Geographical range and species susceptibility:
- Fish pox has been reported from most European countries, Japan, Russia, Israel, Korea, Malaysia and U.S.A. It is found mainly in freshwater. It can also reported from marine and brackish water.
- The common carp and agasi carp (i.e., koi, fancy carp) are primary hosts. This disease also reported from bream and some aquarium fish.
Signs and symptoms:
- Superficial lesion on body surface, usually smooth and firms.
- The tumors are milky white to gray and are raised about 1 to 3 mm above the skin on the head, fins, or anywhere on the body surface.
- Dark pigmentation on the affected areas.
- Growth retardation.
- Distended abdomen.
- Hemorrhage on the operculum and abdomen.
- Hyperplasia of epithelium cells/ epithelial hyperplasia.
- Neoplasms with spinal deformities.
- Scaled areas of skin show hyperblastic epidermal cells.

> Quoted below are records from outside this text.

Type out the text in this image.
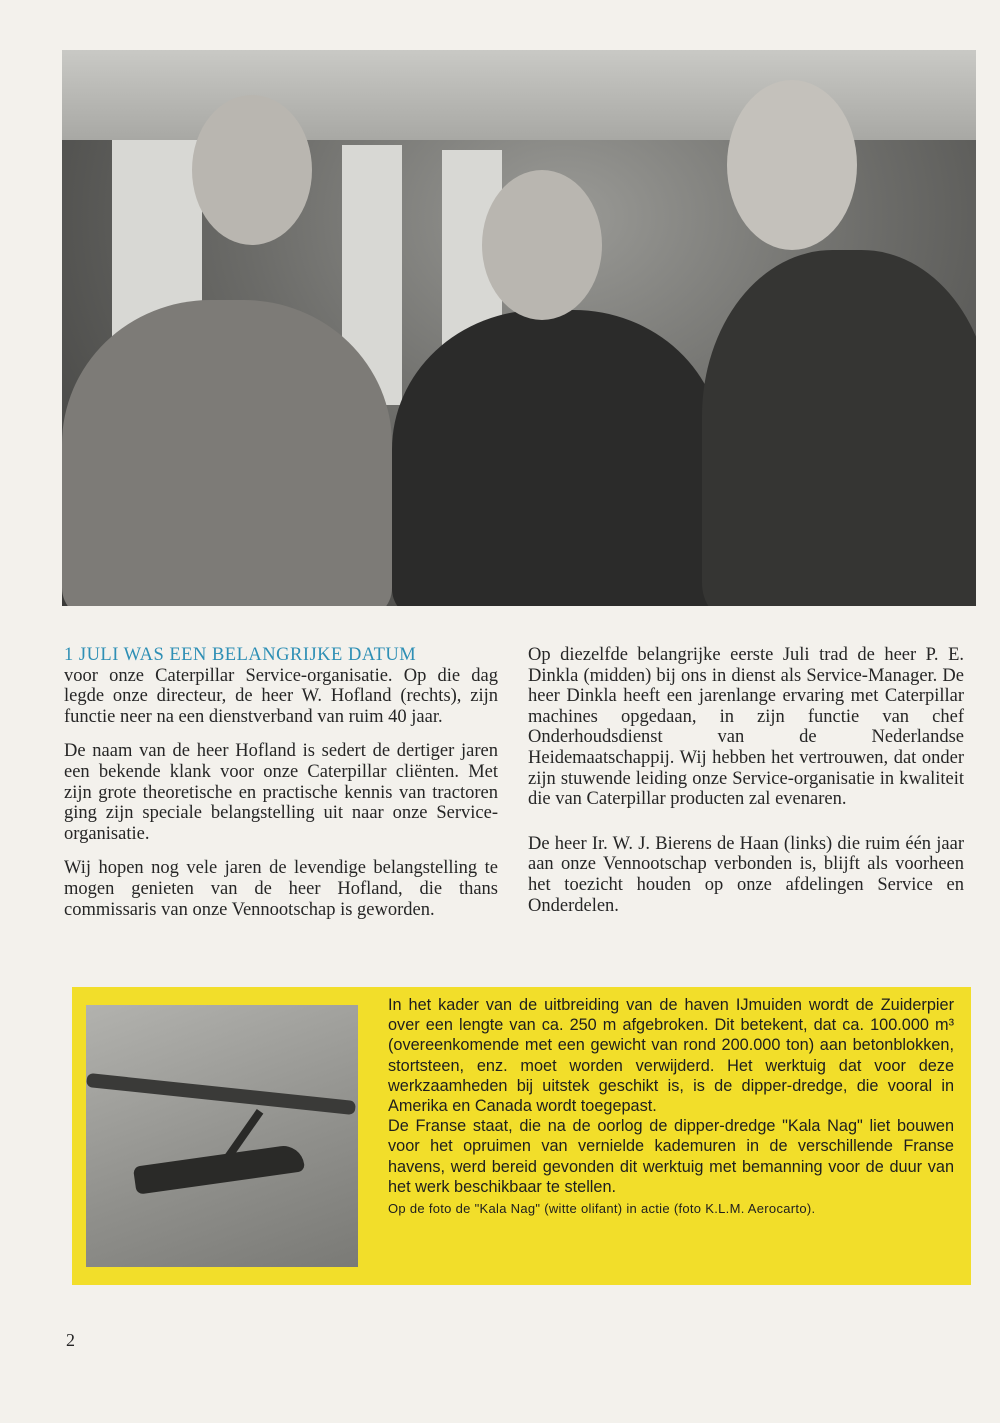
1 JULI WAS EEN BELANGRIJKE DATUM
voor onze Caterpillar Service-organisatie. Op die dag legde onze directeur, de heer W. Hofland (rechts), zijn functie neer na een dienstverband van ruim 40 jaar.

De naam van de heer Hofland is sedert de dertiger jaren een bekende klank voor onze Caterpillar cliënten. Met zijn grote theoretische en practische kennis van tractoren ging zijn speciale belangstelling uit naar onze Service-organisatie.

Wij hopen nog vele jaren de levendige belangstelling te mogen genieten van de heer Hofland, die thans commissaris van onze Vennootschap is geworden.

Op diezelfde belangrijke eerste Juli trad de heer P. E. Dinkla (midden) bij ons in dienst als Service-Manager. De heer Dinkla heeft een jarenlange ervaring met Caterpillar machines opgedaan, in zijn functie van chef Onderhoudsdienst van de Nederlandse Heidemaatschappij. Wij hebben het vertrouwen, dat onder zijn stuwende leiding onze Service-organisatie in kwaliteit die van Caterpillar producten zal evenaren.

De heer Ir. W. J. Bierens de Haan (links) die ruim één jaar aan onze Vennootschap verbonden is, blijft als voorheen het toezicht houden op onze afdelingen Service en Onderdelen.

In het kader van de uitbreiding van de haven IJmuiden wordt de Zuiderpier over een lengte van ca. 250 m afgebroken. Dit betekent, dat ca. 100.000 m³ (overeenkomende met een gewicht van rond 200.000 ton) aan betonblokken, stortsteen, enz. moet worden verwijderd. Het werktuig dat voor deze werkzaamheden bij uitstek geschikt is, is de dipper-dredge, die vooral in Amerika en Canada wordt toegepast.

De Franse staat, die na de oorlog de dipper-dredge "Kala Nag" liet bouwen voor het opruimen van vernielde kademuren in de verschillende Franse havens, werd bereid gevonden dit werktuig met bemanning voor de duur van het werk beschikbaar te stellen.

Op de foto de "Kala Nag" (witte olifant) in actie (foto K.L.M. Aerocarto).

2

- Similar hyperplastic epidermal lesions develop on the fins, but there are no mucus or alarm substance cells in the epidermis.
- Epidermal cells are disrupted.
- Infected cells are elongated and radiated.
- Mitoses are common in the outer layers.
- Mucous cells are in papillae.
- Chromatin is marginated.
- Endoplasmic reticulum is enlarged and coarse.
- Mitochondria become swollen.
- Ribosomes are abundant.
- Transmision of the disease is horizontally and/or vertically.
- Release of virus from ruptured cells that have sloughed from the skin of infected fish.
- Disease can be transmitted by cohabitation.
- Disease can also be transmitted by rubbing the healthy carp with the infected lesion area of carp.
- Outbreak of fish pox occurred during low temperature in winter or early spring.
- Diagnosis can be made on the basis of finding the distinctive clinical signs in carps and other cyprinids.
- Histologic examination can be done on epithelial hyperplasia.
- A definite diagnosis can be made by electron microscopy.
- Nutritional deficiency and chemical conditions of the water appears to have a predisposing role.
- In nature, the incubation time is about 1 year to more but in tissue culture it is as early as 14-18 days after infection.
- Optimum incubation temperature is 200C and replicate at 150C.
In the tumor state, fish pox is regarded as benign and has not been associated with mortality. The lesions slough from the skin with little apparent harm to the host. However, from an aesthetic point of view, infected fish are unsightly and undesirable for food or display, particularly ‘fancy carp’ in Japan. When very young carp are infected with the virus, high mortalities may occur and survivors of such outbreaks may develop tumors within a year of infection, although the growths usually regress to an inapparent condition.
- Avoidance of overcrowding.
- Follow good management practice.
- Remove infected fish.
- Disinfected nets and equipment should be used.
- Experimental vaccines provide the most effective means of control.
- Ampicillin: orally 100 mg/kg body weight.
- Oxytetracycline: 50-150 mg/kg body weight/day.